A tal da “demonicracia”, mistura de democracia com coisa do capeta, não nasce do nada. Ela aparece quando o poder deixa de ser serviço e vira negócio. No século 21, muita negociação já não é feita às claras: rola nos bastidores, no cochicho, na troca de favores. E a moeda não é só voto ou ideia, é grana mesmo, as famosas “notas de mil” que viram lenha numa fogueira que não para de crescer.
A gente já testou de tudo como sistema de governo: monarquia, onde um manda em tudo; aristocracia, onde poucos mandam; ditadura, que promete ordem e entrega medo; e democracia, que tenta dividir o poder entre todos. Não é perfeita, longe disso, mas ainda é a menos pior. Por quê? Porque permite mudar, corrigir, trocar quem está lá. O problema é quando esse mecanismo começa a emperrar por dentro.
E é aí que entra a corrupção. Antes era exceção, hoje parece regra em certas áreas. O caráter vai sendo esfarelado, e o sistema vira uma fornalha alimentada pela ambição, cargos, acordos e vantagens. Não é só dinheiro, é influência, é troca de interesse, é gasto sem limite. As “notas de mil” viram combustível de um incêndio que não queima floresta, mas queima instituições.

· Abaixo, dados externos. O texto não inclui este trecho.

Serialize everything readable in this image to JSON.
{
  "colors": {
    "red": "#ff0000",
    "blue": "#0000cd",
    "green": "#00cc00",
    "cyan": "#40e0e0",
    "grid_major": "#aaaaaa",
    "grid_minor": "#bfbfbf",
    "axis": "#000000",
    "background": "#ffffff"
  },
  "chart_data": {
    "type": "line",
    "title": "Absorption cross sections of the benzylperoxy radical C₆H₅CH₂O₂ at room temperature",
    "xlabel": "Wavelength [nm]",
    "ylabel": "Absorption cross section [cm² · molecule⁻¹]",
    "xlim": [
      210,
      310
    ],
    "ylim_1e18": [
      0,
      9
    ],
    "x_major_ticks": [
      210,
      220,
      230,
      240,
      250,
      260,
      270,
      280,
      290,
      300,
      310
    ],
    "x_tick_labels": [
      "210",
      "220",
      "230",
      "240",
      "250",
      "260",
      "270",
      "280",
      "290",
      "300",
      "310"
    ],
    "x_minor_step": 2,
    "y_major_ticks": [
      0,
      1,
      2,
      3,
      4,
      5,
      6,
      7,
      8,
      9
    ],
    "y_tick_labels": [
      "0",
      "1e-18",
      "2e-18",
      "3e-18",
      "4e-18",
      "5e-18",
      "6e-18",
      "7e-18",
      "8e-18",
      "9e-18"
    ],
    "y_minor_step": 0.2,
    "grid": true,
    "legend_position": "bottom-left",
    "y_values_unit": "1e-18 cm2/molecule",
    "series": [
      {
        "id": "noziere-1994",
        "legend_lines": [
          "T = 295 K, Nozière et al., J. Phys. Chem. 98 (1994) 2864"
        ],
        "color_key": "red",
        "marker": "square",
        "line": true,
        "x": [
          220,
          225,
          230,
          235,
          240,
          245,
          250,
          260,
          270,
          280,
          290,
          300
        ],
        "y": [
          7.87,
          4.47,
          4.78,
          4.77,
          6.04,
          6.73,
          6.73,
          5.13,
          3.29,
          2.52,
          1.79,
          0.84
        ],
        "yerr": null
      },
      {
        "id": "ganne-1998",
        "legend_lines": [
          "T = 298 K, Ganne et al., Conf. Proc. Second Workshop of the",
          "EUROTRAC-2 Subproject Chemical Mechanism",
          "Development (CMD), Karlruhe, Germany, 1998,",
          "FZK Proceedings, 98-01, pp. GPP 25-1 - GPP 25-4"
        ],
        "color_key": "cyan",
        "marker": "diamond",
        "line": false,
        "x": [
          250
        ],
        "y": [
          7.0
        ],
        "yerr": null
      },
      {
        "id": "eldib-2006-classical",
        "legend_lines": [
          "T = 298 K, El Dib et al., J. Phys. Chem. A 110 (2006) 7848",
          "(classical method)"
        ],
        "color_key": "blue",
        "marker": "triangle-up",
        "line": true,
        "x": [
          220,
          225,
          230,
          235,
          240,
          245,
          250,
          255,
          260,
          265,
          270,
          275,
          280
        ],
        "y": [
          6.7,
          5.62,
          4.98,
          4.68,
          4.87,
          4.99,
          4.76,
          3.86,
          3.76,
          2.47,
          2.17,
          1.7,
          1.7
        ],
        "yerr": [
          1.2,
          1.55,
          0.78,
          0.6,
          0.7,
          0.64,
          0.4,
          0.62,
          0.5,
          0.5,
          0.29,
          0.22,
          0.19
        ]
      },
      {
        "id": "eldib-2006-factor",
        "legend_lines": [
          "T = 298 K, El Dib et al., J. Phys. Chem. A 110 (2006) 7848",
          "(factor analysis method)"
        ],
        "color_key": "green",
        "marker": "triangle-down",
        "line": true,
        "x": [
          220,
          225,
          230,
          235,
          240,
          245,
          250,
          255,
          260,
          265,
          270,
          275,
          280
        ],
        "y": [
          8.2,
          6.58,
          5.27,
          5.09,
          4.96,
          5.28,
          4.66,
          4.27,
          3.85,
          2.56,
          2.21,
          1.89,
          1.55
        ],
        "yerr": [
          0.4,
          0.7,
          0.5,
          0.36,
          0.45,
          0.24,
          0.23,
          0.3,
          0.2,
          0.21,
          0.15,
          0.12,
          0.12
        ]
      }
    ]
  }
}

E essa fogueira é pior que muita queimada por aí. Porque enquanto o povo assiste, revoltado, mas muitas vezes parado, o fogo só aumenta. E aí entra aquela velha história: bem contra o mal. Só que não é conto de fada. O mal não está só em quem oferece o esquema, mas também em quem aceita, em quem diz “é assim mesmo”.
Que sistema resolve isso? Nenhum sozinho. Não existe fórmula mágica. O que segura a barra é outra coisa: transparência de verdade, punição que funcione, gente de olho, imprensa, justiça, sociedade, e educação pra entender o jogo. É formar uma espécie de “bombeiro do bem”: gente que não deixa o fogo começar ou que apaga logo no início.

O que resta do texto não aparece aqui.